Terry L. Shepherd, a professor of special education at Indiana University South Bend, wrote in Teaching Exceptional Children about how showing disabled children likewise disabled Star Trek characters can improve their situations at school. Shepherd uses Barclay as an example of this, stating how even though the character does not completely overcome his social anxiety disorder by the end of "Hollow Pursuits", he has made steps towards improving his self-confidence.

In discussing Star Trek: The Experience and its emphasis on the masculine aspects of Star Trek for the academic journal Extrapolation, Robin Roberts notes how the holodeck-centric episodes of The Next Generation focus on men using the simulator. Roberts goes on to say that when Barclay "is no longer in control of his holodeck simulations, [he] is feminized and faces being fired from Starfleet." Roberts also explains how Barclay is intended to be not only "[a] stand-in for Star Trek fans", but also representing both Experience participants and home viewers "who are not in control of the fantasy narrative".

In The Influence of Star Trek on Television, Film and Culture, Sue Short described Barclay as "the most improbable member of Starfleet" due to his propensity for daydreaming and solitary pursuits.

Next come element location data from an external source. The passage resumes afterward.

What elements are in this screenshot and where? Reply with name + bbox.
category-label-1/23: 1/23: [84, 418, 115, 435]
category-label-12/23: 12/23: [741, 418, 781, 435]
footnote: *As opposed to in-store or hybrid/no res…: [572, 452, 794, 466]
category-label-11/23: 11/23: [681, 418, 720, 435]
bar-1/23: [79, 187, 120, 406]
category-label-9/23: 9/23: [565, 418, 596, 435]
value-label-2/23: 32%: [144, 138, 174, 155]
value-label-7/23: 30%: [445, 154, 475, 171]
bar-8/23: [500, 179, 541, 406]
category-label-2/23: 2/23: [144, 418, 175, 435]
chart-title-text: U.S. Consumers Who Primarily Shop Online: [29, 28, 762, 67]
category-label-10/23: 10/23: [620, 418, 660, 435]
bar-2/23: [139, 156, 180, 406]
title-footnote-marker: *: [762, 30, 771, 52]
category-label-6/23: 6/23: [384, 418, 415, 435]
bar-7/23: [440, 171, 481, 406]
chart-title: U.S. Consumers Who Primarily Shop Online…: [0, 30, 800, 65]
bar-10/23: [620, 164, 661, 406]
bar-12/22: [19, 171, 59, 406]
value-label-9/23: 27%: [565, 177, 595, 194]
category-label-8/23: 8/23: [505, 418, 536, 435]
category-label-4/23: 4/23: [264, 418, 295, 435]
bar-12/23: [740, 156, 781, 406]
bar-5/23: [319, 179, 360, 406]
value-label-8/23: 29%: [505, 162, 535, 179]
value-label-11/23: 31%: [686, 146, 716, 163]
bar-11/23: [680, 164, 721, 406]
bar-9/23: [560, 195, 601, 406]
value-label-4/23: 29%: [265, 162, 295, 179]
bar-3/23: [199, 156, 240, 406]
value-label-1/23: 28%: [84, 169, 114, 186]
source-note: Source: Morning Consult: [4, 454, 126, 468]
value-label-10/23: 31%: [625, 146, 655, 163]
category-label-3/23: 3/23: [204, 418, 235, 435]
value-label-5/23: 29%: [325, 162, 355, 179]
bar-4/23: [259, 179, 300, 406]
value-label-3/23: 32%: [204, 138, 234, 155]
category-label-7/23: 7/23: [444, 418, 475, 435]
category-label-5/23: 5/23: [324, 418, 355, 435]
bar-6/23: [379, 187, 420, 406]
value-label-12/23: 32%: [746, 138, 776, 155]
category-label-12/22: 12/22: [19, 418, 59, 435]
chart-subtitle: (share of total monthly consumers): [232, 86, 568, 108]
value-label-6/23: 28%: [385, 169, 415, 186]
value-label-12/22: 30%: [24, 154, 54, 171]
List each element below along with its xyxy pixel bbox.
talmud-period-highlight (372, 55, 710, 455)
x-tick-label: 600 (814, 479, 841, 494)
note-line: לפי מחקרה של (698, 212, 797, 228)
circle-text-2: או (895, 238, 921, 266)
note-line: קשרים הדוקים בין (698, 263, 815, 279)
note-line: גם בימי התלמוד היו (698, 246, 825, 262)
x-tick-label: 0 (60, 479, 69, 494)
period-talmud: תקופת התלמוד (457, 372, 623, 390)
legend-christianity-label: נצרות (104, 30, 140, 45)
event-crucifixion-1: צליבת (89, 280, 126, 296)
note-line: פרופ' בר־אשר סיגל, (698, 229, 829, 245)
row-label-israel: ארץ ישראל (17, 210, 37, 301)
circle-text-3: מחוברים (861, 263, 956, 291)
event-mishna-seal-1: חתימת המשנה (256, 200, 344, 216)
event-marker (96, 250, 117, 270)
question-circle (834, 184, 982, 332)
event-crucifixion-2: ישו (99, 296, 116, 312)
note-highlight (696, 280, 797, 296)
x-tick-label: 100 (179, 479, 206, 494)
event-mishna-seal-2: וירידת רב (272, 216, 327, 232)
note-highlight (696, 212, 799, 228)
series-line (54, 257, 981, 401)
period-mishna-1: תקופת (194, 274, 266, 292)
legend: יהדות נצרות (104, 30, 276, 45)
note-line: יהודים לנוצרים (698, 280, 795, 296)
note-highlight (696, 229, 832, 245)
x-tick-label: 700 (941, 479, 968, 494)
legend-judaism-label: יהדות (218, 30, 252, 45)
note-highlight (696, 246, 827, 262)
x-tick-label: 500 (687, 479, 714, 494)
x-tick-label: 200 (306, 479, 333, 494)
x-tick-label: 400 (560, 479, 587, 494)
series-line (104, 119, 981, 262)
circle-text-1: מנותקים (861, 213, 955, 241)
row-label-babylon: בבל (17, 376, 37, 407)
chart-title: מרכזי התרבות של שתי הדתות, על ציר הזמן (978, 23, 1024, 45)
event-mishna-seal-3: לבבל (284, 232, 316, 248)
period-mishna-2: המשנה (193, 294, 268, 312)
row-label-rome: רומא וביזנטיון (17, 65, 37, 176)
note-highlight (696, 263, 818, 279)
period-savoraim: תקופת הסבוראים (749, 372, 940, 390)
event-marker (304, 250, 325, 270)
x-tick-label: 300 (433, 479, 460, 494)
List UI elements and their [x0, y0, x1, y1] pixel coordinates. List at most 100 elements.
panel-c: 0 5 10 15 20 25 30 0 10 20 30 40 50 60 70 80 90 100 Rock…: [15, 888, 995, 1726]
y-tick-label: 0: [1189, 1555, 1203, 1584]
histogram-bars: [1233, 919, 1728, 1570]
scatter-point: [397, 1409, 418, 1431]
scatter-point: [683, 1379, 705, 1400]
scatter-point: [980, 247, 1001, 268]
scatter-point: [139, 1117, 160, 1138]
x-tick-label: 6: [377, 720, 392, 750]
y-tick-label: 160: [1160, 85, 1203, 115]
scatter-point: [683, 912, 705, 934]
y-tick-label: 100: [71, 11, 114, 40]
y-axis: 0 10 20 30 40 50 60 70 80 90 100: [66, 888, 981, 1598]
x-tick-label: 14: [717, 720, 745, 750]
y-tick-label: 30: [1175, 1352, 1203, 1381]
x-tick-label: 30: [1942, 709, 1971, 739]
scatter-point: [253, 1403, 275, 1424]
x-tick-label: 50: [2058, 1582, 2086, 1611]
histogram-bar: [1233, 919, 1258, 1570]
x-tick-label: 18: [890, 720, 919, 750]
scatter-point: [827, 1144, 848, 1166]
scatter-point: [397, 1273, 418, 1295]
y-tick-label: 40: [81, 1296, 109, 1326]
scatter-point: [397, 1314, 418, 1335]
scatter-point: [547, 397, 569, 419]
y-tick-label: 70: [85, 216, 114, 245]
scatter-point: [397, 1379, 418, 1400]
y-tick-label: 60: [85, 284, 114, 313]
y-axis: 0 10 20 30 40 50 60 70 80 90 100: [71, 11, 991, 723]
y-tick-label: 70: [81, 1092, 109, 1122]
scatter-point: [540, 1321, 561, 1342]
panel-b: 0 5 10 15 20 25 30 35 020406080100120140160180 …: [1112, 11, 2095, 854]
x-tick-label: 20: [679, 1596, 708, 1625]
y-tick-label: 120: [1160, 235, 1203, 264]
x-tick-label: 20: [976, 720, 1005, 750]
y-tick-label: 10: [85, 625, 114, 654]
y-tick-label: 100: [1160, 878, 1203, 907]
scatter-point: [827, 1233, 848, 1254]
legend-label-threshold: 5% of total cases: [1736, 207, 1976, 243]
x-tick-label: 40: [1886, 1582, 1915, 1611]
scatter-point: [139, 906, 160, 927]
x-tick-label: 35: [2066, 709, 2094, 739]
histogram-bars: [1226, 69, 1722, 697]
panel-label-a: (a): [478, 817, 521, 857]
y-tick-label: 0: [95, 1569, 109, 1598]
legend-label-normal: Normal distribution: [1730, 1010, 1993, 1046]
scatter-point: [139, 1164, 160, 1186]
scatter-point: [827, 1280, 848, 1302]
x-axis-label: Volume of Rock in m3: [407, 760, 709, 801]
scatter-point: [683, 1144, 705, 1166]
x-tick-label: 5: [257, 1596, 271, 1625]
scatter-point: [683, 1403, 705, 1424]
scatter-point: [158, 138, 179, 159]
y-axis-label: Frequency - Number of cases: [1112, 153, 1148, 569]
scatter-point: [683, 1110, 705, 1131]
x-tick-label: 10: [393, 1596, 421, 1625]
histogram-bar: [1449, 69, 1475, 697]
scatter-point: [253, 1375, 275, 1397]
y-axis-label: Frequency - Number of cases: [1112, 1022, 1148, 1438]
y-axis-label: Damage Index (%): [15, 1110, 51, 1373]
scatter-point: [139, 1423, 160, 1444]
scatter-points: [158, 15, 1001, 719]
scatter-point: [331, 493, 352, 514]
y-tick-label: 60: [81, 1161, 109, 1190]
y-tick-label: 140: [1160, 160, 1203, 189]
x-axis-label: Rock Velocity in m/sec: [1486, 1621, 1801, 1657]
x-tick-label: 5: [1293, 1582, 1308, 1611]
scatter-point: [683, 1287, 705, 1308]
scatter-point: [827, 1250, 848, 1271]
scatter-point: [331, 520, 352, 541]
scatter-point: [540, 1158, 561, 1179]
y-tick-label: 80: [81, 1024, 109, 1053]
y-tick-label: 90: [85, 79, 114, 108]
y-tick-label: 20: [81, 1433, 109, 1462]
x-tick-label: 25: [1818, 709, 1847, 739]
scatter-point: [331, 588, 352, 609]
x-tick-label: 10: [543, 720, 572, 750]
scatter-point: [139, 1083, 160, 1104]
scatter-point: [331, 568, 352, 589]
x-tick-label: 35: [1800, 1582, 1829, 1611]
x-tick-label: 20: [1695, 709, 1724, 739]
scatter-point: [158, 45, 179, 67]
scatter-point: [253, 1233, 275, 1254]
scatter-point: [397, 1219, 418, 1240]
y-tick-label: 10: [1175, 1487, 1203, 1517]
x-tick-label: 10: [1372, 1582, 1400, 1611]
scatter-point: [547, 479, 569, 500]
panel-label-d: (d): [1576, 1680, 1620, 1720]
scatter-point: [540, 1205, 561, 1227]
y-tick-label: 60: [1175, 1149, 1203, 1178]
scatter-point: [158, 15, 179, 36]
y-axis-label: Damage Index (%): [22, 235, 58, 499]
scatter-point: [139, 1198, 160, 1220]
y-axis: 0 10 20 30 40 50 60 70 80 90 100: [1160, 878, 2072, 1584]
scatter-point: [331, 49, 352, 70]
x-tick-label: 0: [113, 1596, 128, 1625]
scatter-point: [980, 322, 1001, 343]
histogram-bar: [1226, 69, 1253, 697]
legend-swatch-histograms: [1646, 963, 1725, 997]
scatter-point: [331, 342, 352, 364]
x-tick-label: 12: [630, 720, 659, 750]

Yet it is Barclay's outside-the-box thinking that saves the day more than once.

==Reception==
In 2016, Wired ranked Barclay 55 out of their top 100 most-important Star Trek crewmembers. IndieWire ranked the crew of Star Trek: The Next Generation in 2017, and Barclay was number 16 of 17, ranking only higher than season two's Katherine Pulaski. When Comic Book Resources ranked Star Treks best 20 recurring characters in 2018, Barclay was sixth behind Sarek, Lwaxana Troi, Dukat, Elim Garak, and Q. Syfy Wire ranked Barclay 10th on their 2019 list of 21 best supporting characters. That same year, Screen Rant placed Barclay ninth in their list of the ten smartest Star Trek characters, ahead of Seven of Nine.

The character of Barclay was well received by fans, a number of whom made websites in his honor. A Star Trek: Voyager Barclay action figure was originally limited to 1,701 pieces, but after fan outcry was increased to 3,000.